Stripmaker Étienne Davodeau weet niet veel van de wijnwereld en zijn vriend Richard Leroy, een wijnbouwer, weet eigenlijk niets over het beeldverhaal. Daarom stelt Davodeau het volgende voor: hij loopt een jaar mee in de wijngaard van Leroy om te leren wat erbij het wijn maken allemaal komt kijken. Leroy krijgt strips als huiswerk te lezen en samen bezoeken ze de uitgeverij en collega’s van Étienne en enkele stripbeurzen. En passant leert de lezer door De onwetenden dus ook over beide werelden een hele boel.
Dat is voor mij de meerwaarde van het lezen van deze striproman. Ik weet eigenlijk niets over wijn. Als ik een fles of glas van dat spul zie moet ik aan Fransen denken die met hun blote voeten in emmers druiven stampen, en dan heb ik eigenlijk geen trek meer. Inmiddels weet ik na het lezen van deze striproman veel meer. Onder andere dat de druiven tegenwoordig gewoon door een machine geperst worden, maar ook hoe ambachtelijk het verbouwen van wijn eigenlijk is, zeker als je dat zoals Leroy op een biologisch-dynamische wijze doet. Dat is net zo ambachtelijk als het maken van stripverhalen. In hun passie en doorzettingsvermogen vinden de twee mannen elkaar dan ook.
Als stripliefhebber vind ik het natuurlijk erg interessant om de gesprekken tussen Leroy en stripmakers als Jean-Pierre Gibrat, Marc-Antoine Mathieu en Emmanuel Guibert te volgen. Die gesprekken leveren inzichten op in de methodiek en denkwijzen van de makers en dat is natuurlijk smullen.
Niks
Niet alles wat Leroy te lezen krijgt, valt bij hem in de smaak. Watchmen van Alan Moore en Dave Gibbons vindt hij maar niks en het werk van Moebius doet hij af als: ‘Het is niks. Ik vind het niet goed. Zijn planeten, zijn beesten, zijn hersenspinsels, al dat gedoe, pfff… Het is… vermoeiend…’ Een opmerking waar ik hartelijk om moest lachen, want daar zou de goegemeente toch wel even van schrikken. Eigenlijk zou wijnbouwer Leroy een blog over strips moeten beginnen, dat zou de boel aardig opschudden, vermoed ik. Het is fijn om eens ‘van een gewone’ man te horen wat hij vindt van klassieke strips en hun makers, dat haalt de kenners weer even uit hun tunnelvisie en vastgeroeste aannames.

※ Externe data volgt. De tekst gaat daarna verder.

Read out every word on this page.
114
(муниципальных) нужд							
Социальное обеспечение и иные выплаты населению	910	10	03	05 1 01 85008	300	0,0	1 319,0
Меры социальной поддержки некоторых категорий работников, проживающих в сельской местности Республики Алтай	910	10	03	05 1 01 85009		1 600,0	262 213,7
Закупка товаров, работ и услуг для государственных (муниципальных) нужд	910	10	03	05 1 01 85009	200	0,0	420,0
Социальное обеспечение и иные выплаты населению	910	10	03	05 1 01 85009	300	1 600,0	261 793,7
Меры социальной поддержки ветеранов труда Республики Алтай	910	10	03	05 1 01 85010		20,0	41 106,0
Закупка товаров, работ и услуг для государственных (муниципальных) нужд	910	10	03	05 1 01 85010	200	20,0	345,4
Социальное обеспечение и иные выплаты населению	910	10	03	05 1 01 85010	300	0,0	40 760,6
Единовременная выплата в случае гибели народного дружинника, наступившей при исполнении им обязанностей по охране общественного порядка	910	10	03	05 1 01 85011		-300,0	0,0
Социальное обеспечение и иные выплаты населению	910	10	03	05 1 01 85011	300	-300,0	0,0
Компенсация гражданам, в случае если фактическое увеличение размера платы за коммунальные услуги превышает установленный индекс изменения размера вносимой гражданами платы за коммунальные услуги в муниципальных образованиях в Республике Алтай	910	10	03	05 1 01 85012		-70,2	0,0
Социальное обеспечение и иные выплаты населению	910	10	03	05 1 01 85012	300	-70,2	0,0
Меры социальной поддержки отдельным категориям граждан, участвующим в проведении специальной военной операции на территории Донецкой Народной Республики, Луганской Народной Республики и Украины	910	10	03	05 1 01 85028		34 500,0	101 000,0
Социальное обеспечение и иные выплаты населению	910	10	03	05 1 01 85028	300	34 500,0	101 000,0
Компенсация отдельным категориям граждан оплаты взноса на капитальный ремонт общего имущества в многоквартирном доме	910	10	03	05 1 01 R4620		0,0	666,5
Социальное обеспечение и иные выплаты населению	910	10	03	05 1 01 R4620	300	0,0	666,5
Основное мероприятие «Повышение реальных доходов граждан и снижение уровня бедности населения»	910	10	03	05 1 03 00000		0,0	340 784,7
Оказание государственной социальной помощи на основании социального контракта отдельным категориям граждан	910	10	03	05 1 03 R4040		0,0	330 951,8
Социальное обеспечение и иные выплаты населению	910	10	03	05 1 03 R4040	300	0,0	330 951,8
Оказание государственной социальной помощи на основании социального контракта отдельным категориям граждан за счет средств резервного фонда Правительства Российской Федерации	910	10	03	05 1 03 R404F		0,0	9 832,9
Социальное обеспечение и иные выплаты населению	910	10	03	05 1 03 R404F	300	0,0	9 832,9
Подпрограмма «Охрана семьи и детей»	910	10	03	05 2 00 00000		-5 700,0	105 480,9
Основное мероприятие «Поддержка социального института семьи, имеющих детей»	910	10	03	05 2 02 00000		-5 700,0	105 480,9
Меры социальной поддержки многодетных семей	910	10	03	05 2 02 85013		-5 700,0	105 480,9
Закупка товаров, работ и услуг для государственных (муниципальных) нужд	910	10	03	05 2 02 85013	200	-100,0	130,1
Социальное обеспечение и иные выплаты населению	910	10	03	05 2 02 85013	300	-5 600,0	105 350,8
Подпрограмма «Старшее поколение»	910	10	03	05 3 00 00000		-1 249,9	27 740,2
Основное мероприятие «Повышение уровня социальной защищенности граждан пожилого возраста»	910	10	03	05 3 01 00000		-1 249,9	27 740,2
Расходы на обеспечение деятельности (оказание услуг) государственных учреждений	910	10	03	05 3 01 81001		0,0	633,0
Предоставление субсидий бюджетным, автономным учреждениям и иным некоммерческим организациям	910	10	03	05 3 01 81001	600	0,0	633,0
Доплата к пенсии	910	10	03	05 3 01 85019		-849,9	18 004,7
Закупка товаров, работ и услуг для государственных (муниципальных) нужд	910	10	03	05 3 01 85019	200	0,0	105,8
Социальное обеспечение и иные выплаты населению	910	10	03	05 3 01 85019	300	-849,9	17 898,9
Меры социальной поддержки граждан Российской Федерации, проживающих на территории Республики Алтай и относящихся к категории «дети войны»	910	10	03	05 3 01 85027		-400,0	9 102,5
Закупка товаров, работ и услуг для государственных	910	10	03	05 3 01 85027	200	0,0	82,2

Het is jammer dat Davodeau naast het opvoeren van zijn collega’s niet ook hun werk toont. Nu wordt er gesproken over strips, terwijl we er geen voorbeelden van zien. Dat maakt de boeken van Scott McCloud namelijk zo goed, dat hij het over strips heeft en dan ook een of twee plaatjes laat zien, wat zoveel meer duidelijk maakt. Alleen het werk van Moebius en Lewis Trondheim komen in het boek voor. Trondheim stuurde namelijk zelf een pagina in om Leroy uit te leggen waarom hij zichzelf in zijn autobiografische strips met een snavel tekent. Als Davodeau wat meer van het andere stripwerk had laten zien, had dit een nog beter en completer boek gemaakt.
Maar los daarvan, heb ik me bij het lezen van De onwetenden goed vermaakt. Het boek is een onderhoudend en informatief relaas voor iedereen die meer over wijn en strips wil weten.